My feeling is that Virtual Promise continues to confirm that it’s easier to accessorise your website than to tackle some of the major internal challenges facing charities today. It’s that lack of joined-up thinking chestnut. Whether that means for you people working in silos, or the lack of a cohesive multi-channel strategy, or top-down ownership and leadership, it’s bound to be holding everything back. And so although we can see the skills and confidence within charities steadily increasing, the Internet seems to me to be in a rut and marginalised. And until we have research which demonstrates the return on investment of all this hybrid activity, we won’t really be any the wiser as to what pays off.

So it would be great to see the next version of Virtual Promise sacrifice a few of the ‘what is your charity doing’ questions for ones that deal with results. And hopefully the participation will be as enthusiastic as it ever was and just as honest.

Sarah Hughes
Charity21
www.charity21.co.uk

Please join Sarah’s blog to comment on this article and Virtual Promise 2006.


nfpSynergy, who carry out the Virtual Promise research, report that they are “delighted with the response to 2006’s instalment of our annual survey of charities’ use of the internet, Virtual Promise.”

nfpSynergy’s Ariel Spigelman added: “Because this is the only ongoing study of its kind in the UK it is vital that we get as many responses as possible from as broad a range of charities as possible, something we feel is being achieved and improved upon year on year as the tracking study progresses.

“Indeed it seems that the changing nature of responses seems to correspond with the evolution of the web itself and more specifically charities’ use of and interaction with it: in 2000, when the survey first took place, the questionnaire was sent out on paper and the majority of responses came from the largest organisations in the sector; by 2006, the survey was being conducted entirely online with the lion’s share of responses coming from organisations with an annual turnover of less than £1 million, while still being well represented by medium and large organisations.

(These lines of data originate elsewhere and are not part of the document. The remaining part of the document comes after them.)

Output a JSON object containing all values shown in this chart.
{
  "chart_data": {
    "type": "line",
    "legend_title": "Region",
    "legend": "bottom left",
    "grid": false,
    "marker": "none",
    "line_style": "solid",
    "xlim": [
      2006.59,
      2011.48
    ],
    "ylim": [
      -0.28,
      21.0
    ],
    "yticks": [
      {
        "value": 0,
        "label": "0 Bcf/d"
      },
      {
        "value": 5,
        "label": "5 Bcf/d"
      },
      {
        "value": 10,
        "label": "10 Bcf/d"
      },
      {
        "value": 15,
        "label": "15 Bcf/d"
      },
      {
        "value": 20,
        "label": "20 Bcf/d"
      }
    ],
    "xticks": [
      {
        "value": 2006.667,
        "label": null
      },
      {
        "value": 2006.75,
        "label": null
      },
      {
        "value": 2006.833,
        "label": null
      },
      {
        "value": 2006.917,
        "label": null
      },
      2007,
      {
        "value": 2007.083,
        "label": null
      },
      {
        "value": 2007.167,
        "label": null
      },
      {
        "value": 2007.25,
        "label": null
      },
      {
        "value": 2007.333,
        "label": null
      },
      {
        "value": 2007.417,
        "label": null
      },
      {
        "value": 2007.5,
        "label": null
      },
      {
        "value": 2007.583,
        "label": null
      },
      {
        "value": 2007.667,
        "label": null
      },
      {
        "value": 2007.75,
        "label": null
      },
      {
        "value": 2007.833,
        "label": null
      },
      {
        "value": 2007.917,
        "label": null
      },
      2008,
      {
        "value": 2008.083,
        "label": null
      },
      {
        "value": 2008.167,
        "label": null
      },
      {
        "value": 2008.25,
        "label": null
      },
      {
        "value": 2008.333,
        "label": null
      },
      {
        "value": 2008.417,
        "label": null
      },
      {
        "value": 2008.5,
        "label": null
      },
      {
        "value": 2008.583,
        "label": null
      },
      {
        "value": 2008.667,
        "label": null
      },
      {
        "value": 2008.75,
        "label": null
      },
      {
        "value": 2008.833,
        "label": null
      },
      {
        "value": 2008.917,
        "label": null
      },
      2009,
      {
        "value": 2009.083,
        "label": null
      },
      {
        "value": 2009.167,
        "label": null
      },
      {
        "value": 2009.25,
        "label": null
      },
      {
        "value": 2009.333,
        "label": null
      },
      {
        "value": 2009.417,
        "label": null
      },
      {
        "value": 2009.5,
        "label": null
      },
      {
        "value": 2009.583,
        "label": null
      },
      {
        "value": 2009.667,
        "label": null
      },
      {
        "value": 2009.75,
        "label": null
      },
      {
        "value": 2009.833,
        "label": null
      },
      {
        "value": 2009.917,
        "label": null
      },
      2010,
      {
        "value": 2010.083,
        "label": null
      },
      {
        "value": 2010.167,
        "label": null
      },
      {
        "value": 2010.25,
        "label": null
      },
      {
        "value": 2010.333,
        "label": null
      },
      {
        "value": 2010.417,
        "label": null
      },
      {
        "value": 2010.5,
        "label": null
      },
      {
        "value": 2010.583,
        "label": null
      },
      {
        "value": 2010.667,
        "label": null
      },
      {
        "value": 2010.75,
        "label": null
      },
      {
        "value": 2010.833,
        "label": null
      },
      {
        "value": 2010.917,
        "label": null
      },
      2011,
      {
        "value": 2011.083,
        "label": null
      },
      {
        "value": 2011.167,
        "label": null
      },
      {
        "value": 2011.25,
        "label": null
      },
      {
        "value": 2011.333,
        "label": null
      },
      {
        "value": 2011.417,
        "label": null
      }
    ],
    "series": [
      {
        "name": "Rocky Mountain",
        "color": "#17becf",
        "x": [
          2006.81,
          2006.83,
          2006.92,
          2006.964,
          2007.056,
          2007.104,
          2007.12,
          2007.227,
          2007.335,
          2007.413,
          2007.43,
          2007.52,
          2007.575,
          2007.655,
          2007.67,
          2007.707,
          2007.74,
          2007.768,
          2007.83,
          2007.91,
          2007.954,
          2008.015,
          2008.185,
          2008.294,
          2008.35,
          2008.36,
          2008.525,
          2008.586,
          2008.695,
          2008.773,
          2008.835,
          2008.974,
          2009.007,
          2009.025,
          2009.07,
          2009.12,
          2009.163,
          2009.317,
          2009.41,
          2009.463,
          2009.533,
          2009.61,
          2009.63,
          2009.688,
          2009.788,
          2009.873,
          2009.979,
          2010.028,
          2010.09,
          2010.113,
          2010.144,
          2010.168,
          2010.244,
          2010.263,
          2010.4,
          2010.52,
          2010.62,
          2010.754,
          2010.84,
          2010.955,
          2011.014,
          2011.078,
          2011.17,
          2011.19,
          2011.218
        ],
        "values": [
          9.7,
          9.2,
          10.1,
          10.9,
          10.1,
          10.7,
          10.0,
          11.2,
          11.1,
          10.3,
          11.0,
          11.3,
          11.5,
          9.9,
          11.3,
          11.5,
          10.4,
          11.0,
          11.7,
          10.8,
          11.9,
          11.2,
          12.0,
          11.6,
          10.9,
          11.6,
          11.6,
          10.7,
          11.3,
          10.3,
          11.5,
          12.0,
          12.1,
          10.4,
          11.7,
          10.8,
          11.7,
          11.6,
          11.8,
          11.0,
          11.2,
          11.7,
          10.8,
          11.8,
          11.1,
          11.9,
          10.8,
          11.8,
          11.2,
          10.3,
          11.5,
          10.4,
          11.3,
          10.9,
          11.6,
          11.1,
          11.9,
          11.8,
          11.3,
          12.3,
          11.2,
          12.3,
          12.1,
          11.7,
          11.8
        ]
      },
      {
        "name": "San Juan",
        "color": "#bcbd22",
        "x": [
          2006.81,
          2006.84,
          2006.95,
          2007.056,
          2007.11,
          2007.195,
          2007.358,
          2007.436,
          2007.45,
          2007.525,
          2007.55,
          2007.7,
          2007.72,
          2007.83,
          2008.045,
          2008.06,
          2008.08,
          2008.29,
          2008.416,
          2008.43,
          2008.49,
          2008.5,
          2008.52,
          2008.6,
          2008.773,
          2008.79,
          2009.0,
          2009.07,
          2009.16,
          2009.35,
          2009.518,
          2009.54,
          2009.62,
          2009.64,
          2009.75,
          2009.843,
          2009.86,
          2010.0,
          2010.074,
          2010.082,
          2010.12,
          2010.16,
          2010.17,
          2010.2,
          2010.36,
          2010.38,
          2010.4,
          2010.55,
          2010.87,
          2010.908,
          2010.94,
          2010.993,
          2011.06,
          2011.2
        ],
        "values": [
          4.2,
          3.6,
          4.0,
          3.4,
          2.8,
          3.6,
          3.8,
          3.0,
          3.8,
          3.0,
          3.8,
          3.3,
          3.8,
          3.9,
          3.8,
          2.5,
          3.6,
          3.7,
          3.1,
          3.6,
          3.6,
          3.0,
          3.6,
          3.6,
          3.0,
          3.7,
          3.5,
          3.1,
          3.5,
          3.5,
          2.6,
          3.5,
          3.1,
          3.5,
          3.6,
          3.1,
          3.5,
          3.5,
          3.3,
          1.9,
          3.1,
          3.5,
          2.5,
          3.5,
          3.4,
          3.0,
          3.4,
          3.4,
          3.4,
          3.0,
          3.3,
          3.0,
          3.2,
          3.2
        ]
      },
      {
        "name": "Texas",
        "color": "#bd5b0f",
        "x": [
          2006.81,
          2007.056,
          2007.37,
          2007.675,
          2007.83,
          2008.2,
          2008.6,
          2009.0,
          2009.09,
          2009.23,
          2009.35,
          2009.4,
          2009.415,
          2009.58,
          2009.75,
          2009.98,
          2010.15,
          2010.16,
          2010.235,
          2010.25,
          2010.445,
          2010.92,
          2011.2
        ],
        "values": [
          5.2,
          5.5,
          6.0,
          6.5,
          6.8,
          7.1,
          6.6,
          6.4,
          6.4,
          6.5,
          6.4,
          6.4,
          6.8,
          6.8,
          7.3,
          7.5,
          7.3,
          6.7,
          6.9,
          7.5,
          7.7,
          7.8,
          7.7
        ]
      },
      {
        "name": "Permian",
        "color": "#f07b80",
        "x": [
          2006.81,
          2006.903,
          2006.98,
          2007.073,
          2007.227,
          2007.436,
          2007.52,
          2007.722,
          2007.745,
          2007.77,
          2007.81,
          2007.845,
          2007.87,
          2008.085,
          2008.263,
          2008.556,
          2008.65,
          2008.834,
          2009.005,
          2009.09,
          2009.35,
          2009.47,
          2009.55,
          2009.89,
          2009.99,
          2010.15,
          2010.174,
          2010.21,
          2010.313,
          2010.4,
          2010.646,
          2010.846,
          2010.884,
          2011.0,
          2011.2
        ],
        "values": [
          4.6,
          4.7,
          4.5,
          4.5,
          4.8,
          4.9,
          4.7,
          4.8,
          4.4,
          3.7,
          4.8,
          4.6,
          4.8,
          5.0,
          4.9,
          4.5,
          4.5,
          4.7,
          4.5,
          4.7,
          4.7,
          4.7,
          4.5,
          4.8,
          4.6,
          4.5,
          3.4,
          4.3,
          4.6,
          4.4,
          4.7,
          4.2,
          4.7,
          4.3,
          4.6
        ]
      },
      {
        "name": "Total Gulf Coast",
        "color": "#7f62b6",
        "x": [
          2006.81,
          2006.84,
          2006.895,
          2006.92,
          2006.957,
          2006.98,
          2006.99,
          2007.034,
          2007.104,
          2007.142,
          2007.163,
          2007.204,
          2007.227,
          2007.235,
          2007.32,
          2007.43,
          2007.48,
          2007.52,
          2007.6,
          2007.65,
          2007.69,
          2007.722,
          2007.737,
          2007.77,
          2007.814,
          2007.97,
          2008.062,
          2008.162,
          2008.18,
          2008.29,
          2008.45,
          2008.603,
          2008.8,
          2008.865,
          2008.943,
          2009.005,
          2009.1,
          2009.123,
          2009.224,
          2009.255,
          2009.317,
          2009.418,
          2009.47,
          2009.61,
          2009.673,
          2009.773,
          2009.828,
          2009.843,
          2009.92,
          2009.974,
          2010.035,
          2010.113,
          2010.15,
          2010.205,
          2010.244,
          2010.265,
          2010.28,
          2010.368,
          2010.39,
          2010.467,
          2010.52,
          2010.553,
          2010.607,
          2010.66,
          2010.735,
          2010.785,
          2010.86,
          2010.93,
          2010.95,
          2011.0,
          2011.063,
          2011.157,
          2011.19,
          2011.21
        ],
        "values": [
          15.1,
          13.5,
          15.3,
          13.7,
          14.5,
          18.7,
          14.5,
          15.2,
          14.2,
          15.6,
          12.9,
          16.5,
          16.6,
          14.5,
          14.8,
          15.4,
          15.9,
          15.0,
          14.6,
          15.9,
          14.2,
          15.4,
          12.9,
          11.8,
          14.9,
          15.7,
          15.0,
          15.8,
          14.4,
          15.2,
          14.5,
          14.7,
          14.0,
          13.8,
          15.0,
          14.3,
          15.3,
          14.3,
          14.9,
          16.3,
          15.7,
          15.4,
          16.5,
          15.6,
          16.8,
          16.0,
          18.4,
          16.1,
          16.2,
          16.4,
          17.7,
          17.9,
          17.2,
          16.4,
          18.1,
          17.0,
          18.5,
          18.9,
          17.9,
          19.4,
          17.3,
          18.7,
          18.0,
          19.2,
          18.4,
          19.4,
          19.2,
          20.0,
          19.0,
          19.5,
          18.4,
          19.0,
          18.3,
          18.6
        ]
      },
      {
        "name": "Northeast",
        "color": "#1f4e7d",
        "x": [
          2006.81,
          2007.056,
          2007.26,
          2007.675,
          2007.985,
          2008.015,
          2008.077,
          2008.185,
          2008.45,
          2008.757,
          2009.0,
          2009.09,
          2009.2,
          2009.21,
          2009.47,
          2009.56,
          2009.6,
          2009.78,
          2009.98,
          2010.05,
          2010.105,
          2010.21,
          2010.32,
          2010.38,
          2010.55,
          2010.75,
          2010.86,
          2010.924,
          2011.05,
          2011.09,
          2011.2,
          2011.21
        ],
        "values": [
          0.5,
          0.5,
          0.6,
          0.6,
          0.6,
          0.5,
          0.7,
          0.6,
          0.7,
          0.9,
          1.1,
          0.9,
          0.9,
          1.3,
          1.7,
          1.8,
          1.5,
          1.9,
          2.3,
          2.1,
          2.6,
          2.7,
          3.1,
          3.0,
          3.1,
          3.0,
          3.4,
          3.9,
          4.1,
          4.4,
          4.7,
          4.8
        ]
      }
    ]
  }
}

“The data can be used in a variety of ways: as a benchmark when it comes to setting IT/web budgets in your organisation; as an internal advocacy tool for web teams to show where they could be allocated more funding set against organisations of a comparable size in the sector; as an insight into the shifting cultural attitudes when it comes to the importance of the web for charities along with many other uses.

“We encourage people from all organisations large and small to participate (or continue participating) in this important, exciting and open and free study to help ensure its growing success to benefit the sector as a whole.”